How to Get Salon Capital

The process of getting salon capital is fairly similar regardless of the type of financing you’re pursuing. The step-by-step process typically looks like this:

  • Determine funding needs: The costs to start or grow a salon may vary widely based on a range of factors, so it’s important to thoroughly assess your needs so you apply for the right amount. Acquiring capital is a lengthy process and you don’t want to have to immediately go back to a lender for more money.
  • Check eligibility: Depending on your credit score, business revenue, personal assets, and other factors, you may not qualify for every loan product from every lender. It’s important to be honest about your financial situation to determine what is or is not realistic.
  • Compare lenders: Shop and compare lenders online to see what kinds of products and interest rates they offer. Check customer reviews and testimonials and don’t be afraid to call lenders to speak with a person about their products or pre-approval processes.
  • Gather documentation: To apply for any type of salon financing, you’ll likely need personal and business information, financial statements, tax returns, and your business plan at a minimum.
  • Apply: When you’re ready, it’s time to apply for salon capital. Depending on the product, the underwriting and approval process may take anywhere from a few business days to a couple of months.

Final Thoughts

Starting a beauty salon or spa is a dream for many beauty professionals. It’s very likely that you’ll need salon capital to get started, even if you’re buying an existing business. Finding a lender or financier that you trust is absolutely crucial because you never know when you might need to go back for additional funding to fuel growth or cover emergency expenses.

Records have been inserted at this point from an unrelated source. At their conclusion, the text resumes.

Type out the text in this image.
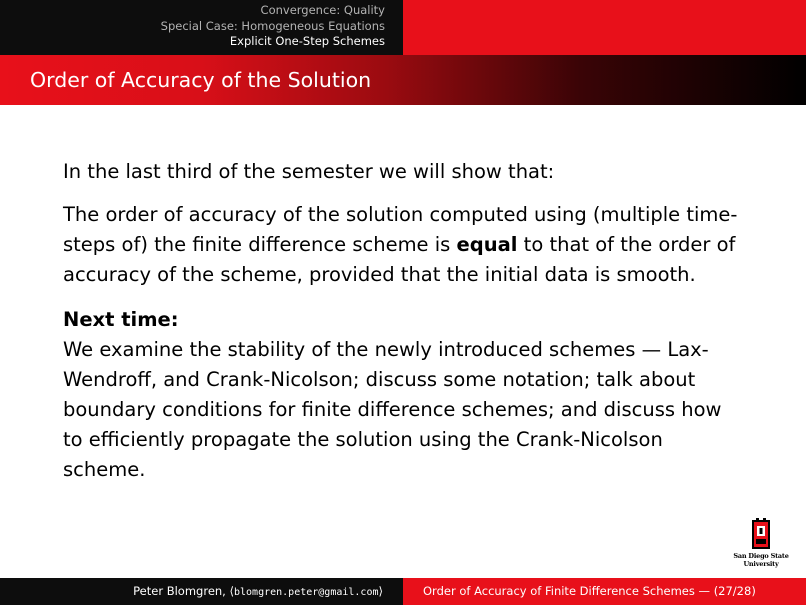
Convergence: Quality
Special Case: Homogeneous Equations
Explicit One-Step Schemes
Order of Accuracy of the Solution

In the last third of the semester we will show that:

The order of accuracy of the solution computed using (multiple time-steps of) the finite difference scheme is equal to that of the order of accuracy of the scheme, provided that the initial data is smooth.

Next time:
We examine the stability of the newly introduced schemes — Lax-Wendroff, and Crank-Nicolson; discuss some notation; talk about boundary conditions for finite difference schemes; and discuss how to efficiently propagate the solution using the Crank-Nicolson scheme.

San Diego State
University
Peter Blomgren, ⟨blomgren.peter@gmail.com⟩	Order of Accuracy of Finite Difference Schemes — (27/28)
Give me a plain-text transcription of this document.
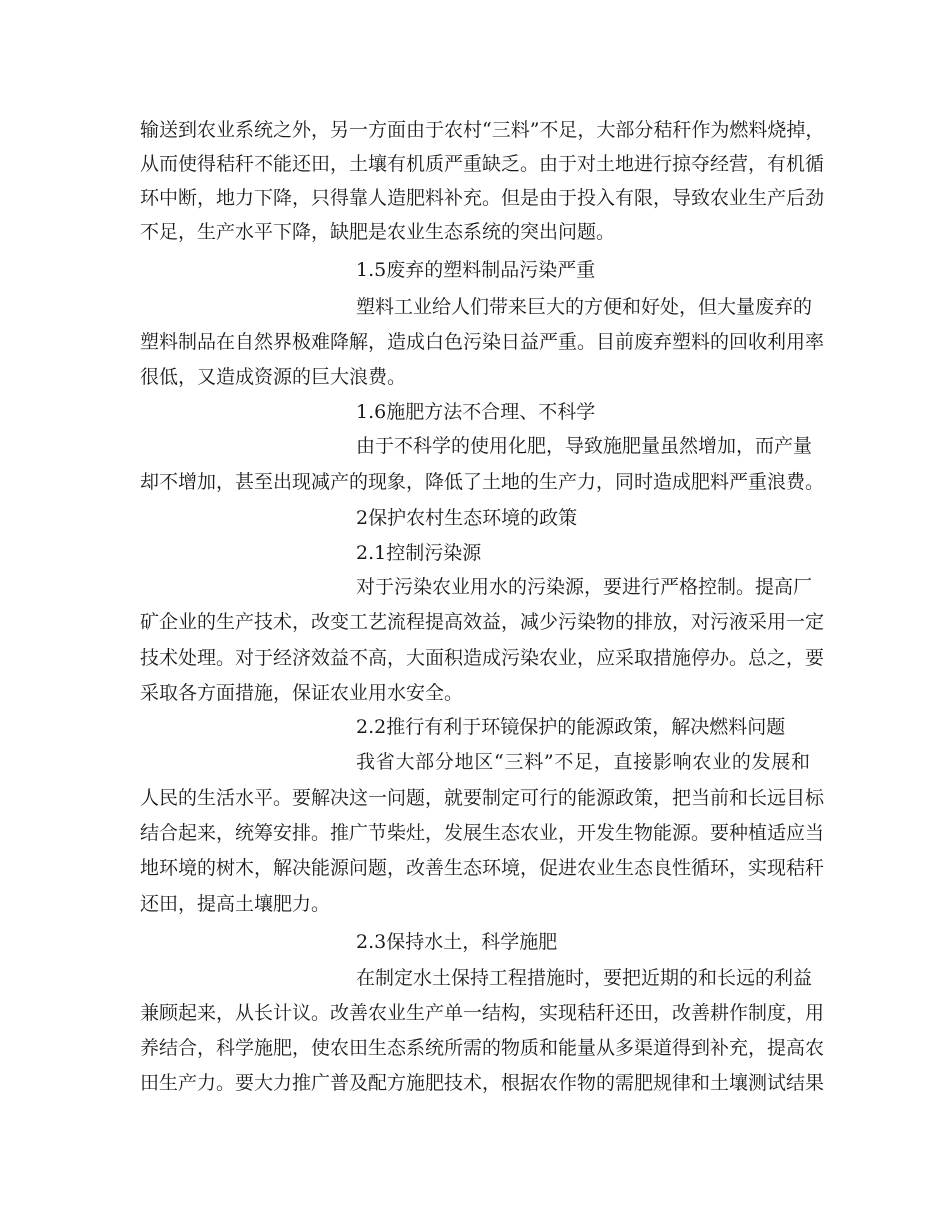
输送到农业系统之外，另一方面由于农村“三料”不足，大部分秸秆作为燃料烧掉，
从而使得秸秆不能还田，土壤有机质严重缺乏。由于对土地进行掠夺经营，有机循
环中断，地力下降，只得靠人造肥料补充。但是由于投入有限，导致农业生产后劲
不足，生产水平下降，缺肥是农业生态系统的突出问题。
1.5废弃的塑料制品污染严重
塑料工业给人们带来巨大的方便和好处，但大量废弃的
塑料制品在自然界极难降解，造成白色污染日益严重。目前废弃塑料的回收利用率
很低，又造成资源的巨大浪费。
1.6施肥方法不合理、不科学
由于不科学的使用化肥，导致施肥量虽然增加，而产量
却不增加，甚至出现减产的现象，降低了土地的生产力，同时造成肥料严重浪费。
2保护农村生态环境的政策
2.1控制污染源
对于污染农业用水的污染源，要进行严格控制。提高厂
矿企业的生产技术，改变工艺流程提高效益，减少污染物的排放，对污液采用一定
技术处理。对于经济效益不高，大面积造成污染农业，应采取措施停办。总之，要
采取各方面措施，保证农业用水安全。
2.2推行有利于环镜保护的能源政策，解决燃料问题
我省大部分地区“三料”不足，直接影响农业的发展和
人民的生活水平。要解决这一问题，就要制定可行的能源政策，把当前和长远目标
结合起来，统筹安排。推广节柴灶，发展生态农业，开发生物能源。要种植适应当
地环境的树木，解决能源问题，改善生态环境，促进农业生态良性循环，实现秸秆
还田，提高土壤肥力。
2.3保持水土，科学施肥
在制定水土保持工程措施时，要把近期的和长远的利益
兼顾起来，从长计议。改善农业生产单一结构，实现秸秆还田，改善耕作制度，用
养结合，科学施肥，使农田生态系统所需的物质和能量从多渠道得到补充，提高农
田生产力。要大力推广普及配方施肥技术，根据农作物的需肥规律和土壤测试结果
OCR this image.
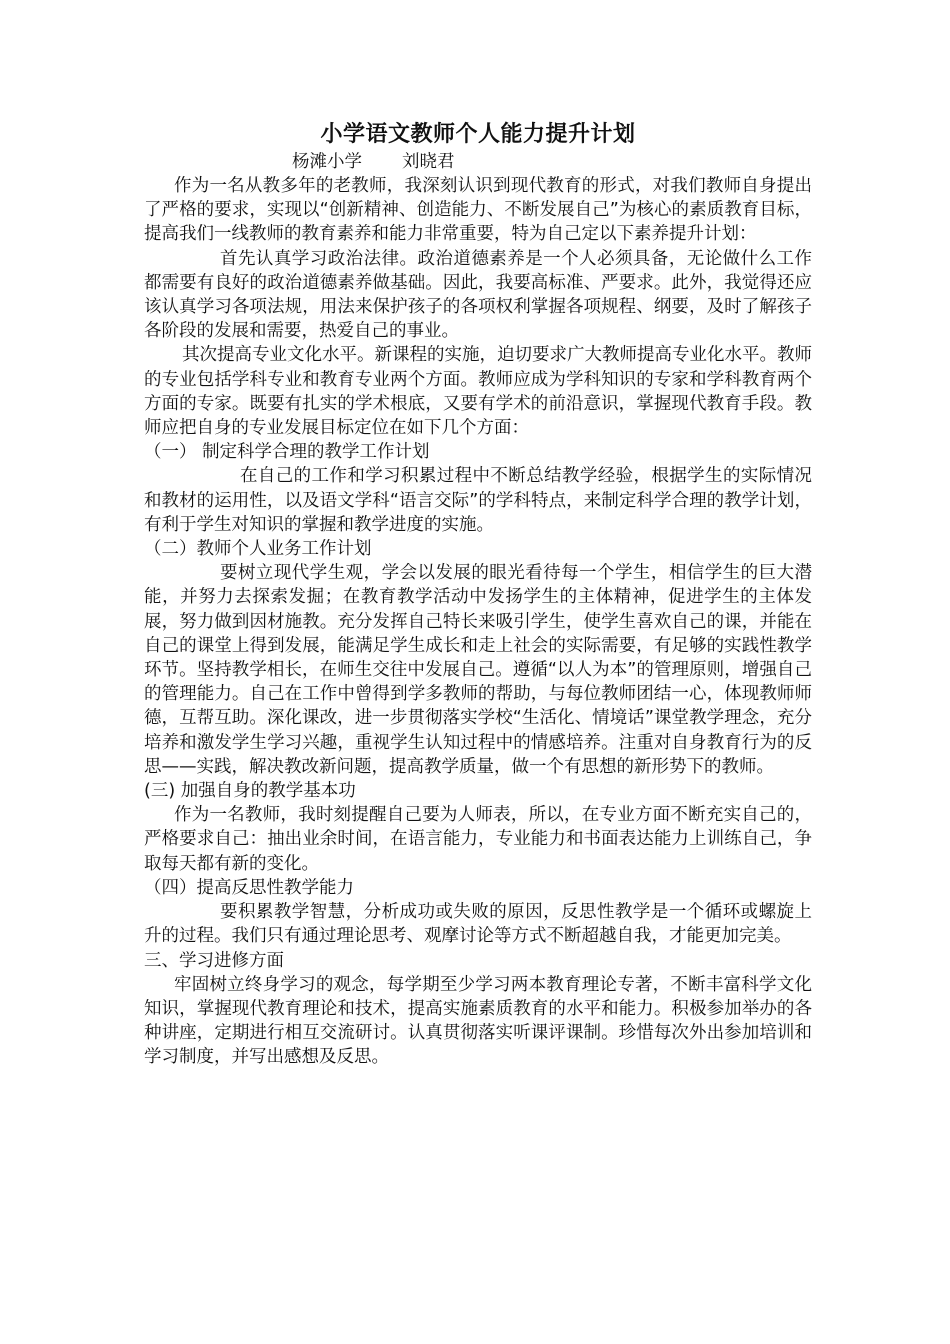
小学语文教师个人能力提升计划
杨滩小学 刘晓君

作为一名从教多年的老教师，我深刻认识到现代教育的形式，对我们教师自身提出了严格的要求，实现以“创新精神、创造能力、不断发展自己”为核心的素质教育目标，提高我们一线教师的教育素养和能力非常重要，特为自己定以下素养提升计划：

首先认真学习政治法律。政治道德素养是一个人必须具备，无论做什么工作都需要有良好的政治道德素养做基础。因此，我要高标准、严要求。此外，我觉得还应该认真学习各项法规，用法来保护孩子的各项权利掌握各项规程、纲要，及时了解孩子各阶段的发展和需要，热爱自己的事业。

其次提高专业文化水平。新课程的实施，迫切要求广大教师提高专业化水平。教师的专业包括学科专业和教育专业两个方面。教师应成为学科知识的专家和学科教育两个方面的专家。既要有扎实的学术根底，又要有学术的前沿意识，掌握现代教育手段。教师应把自身的专业发展目标定位在如下几个方面：

（一） 制定科学合理的教学工作计划

在自己的工作和学习积累过程中不断总结教学经验，根据学生的实际情况和教材的运用性，以及语文学科“语言交际”的学科特点，来制定科学合理的教学计划，有利于学生对知识的掌握和教学进度的实施。

（二）教师个人业务工作计划

要树立现代学生观，学会以发展的眼光看待每一个学生，相信学生的巨大潜能，并努力去探索发掘；在教育教学活动中发扬学生的主体精神，促进学生的主体发展，努力做到因材施教。充分发挥自己特长来吸引学生，使学生喜欢自己的课，并能在自己的课堂上得到发展，能满足学生成长和走上社会的实际需要，有足够的实践性教学环节。坚持教学相长，在师生交往中发展自己。遵循“以人为本”的管理原则，增强自己的管理能力。自己在工作中曾得到学多教师的帮助，与每位教师团结一心，体现教师师德，互帮互助。深化课改，进一步贯彻落实学校“生活化、情境话”课堂教学理念，充分培养和激发学生学习兴趣，重视学生认知过程中的情感培养。注重对自身教育行为的反思——实践，解决教改新问题，提高教学质量，做一个有思想的新形势下的教师。

(三) 加强自身的教学基本功

作为一名教师，我时刻提醒自己要为人师表，所以，在专业方面不断充实自己的，严格要求自己：抽出业余时间，在语言能力，专业能力和书面表达能力上训练自己，争取每天都有新的变化。

（四）提高反思性教学能力

要积累教学智慧，分析成功或失败的原因，反思性教学是一个循环或螺旋上升的过程。我们只有通过理论思考、观摩讨论等方式不断超越自我，才能更加完美。

三、学习进修方面

牢固树立终身学习的观念，每学期至少学习两本教育理论专著，不断丰富科学文化知识，掌握现代教育理论和技术，提高实施素质教育的水平和能力。积极参加举办的各种讲座，定期进行相互交流研讨。认真贯彻落实听课评课制。珍惜每次外出参加培训和学习制度，并写出感想及反思。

By acquiring capital, you can get your salon off the ground and secure the salon capital necessary to grow your business into a thriving staple of the community.

FAQs on salon capital

What are some popular financing options for a new beauty salon and spa?

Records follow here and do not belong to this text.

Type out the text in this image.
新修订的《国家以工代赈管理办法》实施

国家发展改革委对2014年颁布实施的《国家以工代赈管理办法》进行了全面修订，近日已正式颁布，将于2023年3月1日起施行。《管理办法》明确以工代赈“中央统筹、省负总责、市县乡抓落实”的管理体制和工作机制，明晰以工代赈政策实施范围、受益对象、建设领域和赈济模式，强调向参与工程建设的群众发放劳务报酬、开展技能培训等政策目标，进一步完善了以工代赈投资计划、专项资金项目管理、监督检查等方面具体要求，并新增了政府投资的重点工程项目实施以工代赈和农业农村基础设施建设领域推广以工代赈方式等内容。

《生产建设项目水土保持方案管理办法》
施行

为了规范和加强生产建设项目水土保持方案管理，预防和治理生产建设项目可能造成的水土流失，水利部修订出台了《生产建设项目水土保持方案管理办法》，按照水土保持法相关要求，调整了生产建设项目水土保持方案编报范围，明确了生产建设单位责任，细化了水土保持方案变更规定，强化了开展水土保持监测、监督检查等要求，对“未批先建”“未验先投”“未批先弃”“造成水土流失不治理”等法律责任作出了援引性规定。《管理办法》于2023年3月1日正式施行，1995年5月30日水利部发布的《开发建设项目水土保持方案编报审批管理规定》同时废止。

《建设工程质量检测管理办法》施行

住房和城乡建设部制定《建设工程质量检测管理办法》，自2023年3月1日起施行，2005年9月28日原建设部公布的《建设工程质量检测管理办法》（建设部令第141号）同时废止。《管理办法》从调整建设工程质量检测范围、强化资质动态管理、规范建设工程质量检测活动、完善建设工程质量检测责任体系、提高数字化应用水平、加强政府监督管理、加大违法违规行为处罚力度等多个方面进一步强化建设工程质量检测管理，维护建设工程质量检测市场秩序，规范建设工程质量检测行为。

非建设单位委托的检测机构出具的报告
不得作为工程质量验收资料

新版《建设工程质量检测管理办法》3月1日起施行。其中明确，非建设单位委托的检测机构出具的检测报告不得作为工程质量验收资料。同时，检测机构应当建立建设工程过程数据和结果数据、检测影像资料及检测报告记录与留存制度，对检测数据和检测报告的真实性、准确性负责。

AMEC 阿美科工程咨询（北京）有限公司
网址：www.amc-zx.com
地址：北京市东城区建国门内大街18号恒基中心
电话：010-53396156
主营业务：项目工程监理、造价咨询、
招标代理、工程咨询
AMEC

There are both traditional and alternative options for salon capital. Some of the most common traditional options include term loans, SBA loans, and business lines of credit, while alternative options include merchant cash advances (MCAs) and revenue-based financing.

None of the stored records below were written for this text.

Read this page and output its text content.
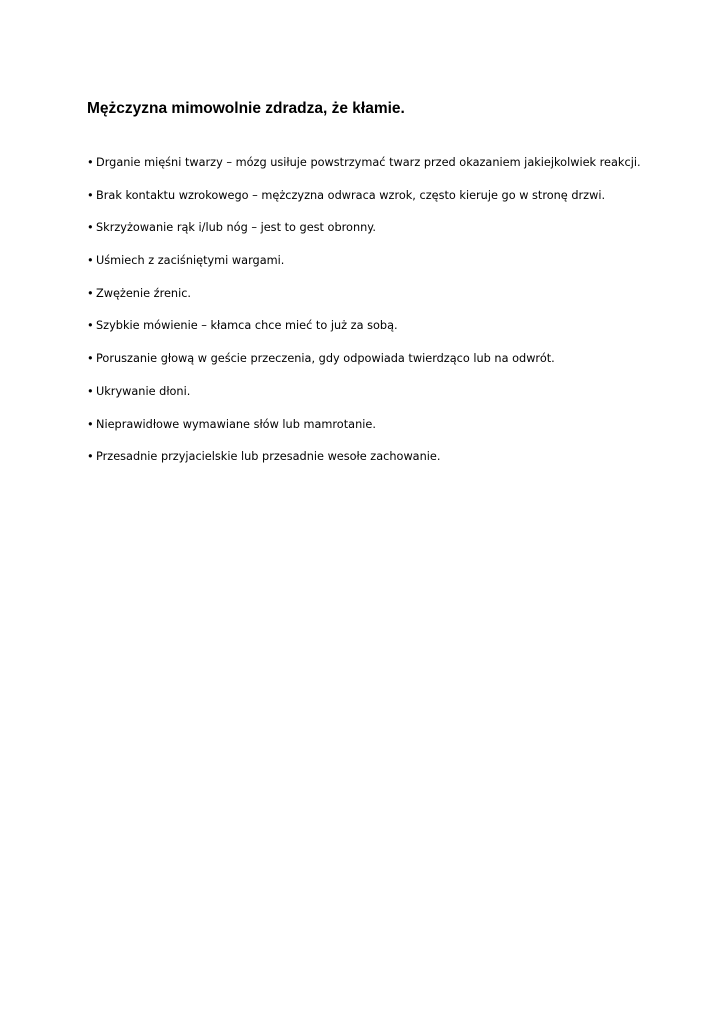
Mężczyzna mimowolnie zdradza, że kłamie.
• Drganie mięśni twarzy – mózg usiłuje powstrzymać twarz przed okazaniem jakiejkolwiek reakcji.
• Brak kontaktu wzrokowego – mężczyzna odwraca wzrok, często kieruje go w stronę drzwi.
• Skrzyżowanie rąk i/lub nóg – jest to gest obronny.
• Uśmiech z zaciśniętymi wargami.
• Zwężenie źrenic.
• Szybkie mówienie – kłamca chce mieć to już za sobą.
• Poruszanie głową w geście przeczenia, gdy odpowiada twierdząco lub na odwrót.
• Ukrywanie dłoni.
• Nieprawidłowe wymawiane słów lub mamrotanie.
• Przesadnie przyjacielskie lub przesadnie wesołe zachowanie.
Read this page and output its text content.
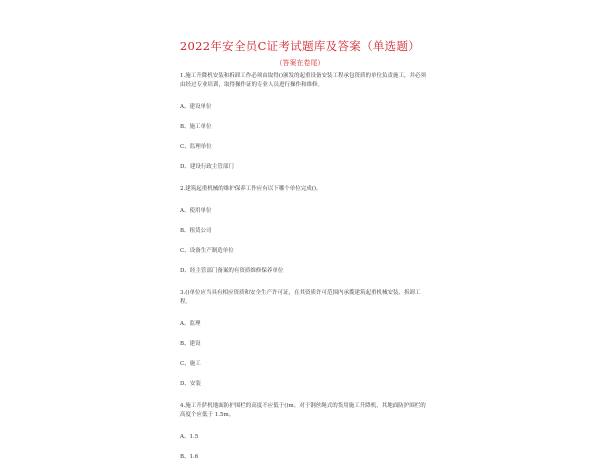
2022年安全员C证考试题库及答案（单选题）
（答案在卷尾）
1.施工升降机安装和拆卸工作必须由取得()颁发的起重设备安装工程承包资质的单位负责施工，并必须由经过专业培训，取得操作证的专业人员进行操作和维修。
A、建设单位
B、施工单位
C、监理单位
D、建设行政主管部门
2.建筑起重机械的维护保养工作应有以下哪个单位完成()。
A、使用单位
B、租赁公司
C、设备生产制造单位
D、经主管部门备案的有资质维修保养单位
3.()单位应当具有相应资质和安全生产许可证，在其资质许可范围内承揽建筑起重机械安装、拆卸工程。
A、监理
B、建设
C、施工
D、安装
4.施工升萨机地面防护围栏的高度不应低于()m。对于钢丝绳式的货用施工升降机，其地面防护围栏的高度个应低于 1.5m。
A、1.5
B、1.6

How can I improve my chances of getting approved for a loan?

Lenders pay close attention to your credit history, so the best way to improve your chances of getting approved for a loan is to increase your creditworthiness. Before applying, take some time to pay down debts, make on-time credit card payments, and work to improve your score.

Another good step is to create a very thorough business plan that explains what your salon plans to offer, who you expect to serve, and how you plan to use the money to grow your business.

How much does it cost to start a salon?

There are many factors that influence the startup and operating costs for a salon. The website SharpSheets estimates that the cost of opening a salon ranges between $35,500 to $220,000.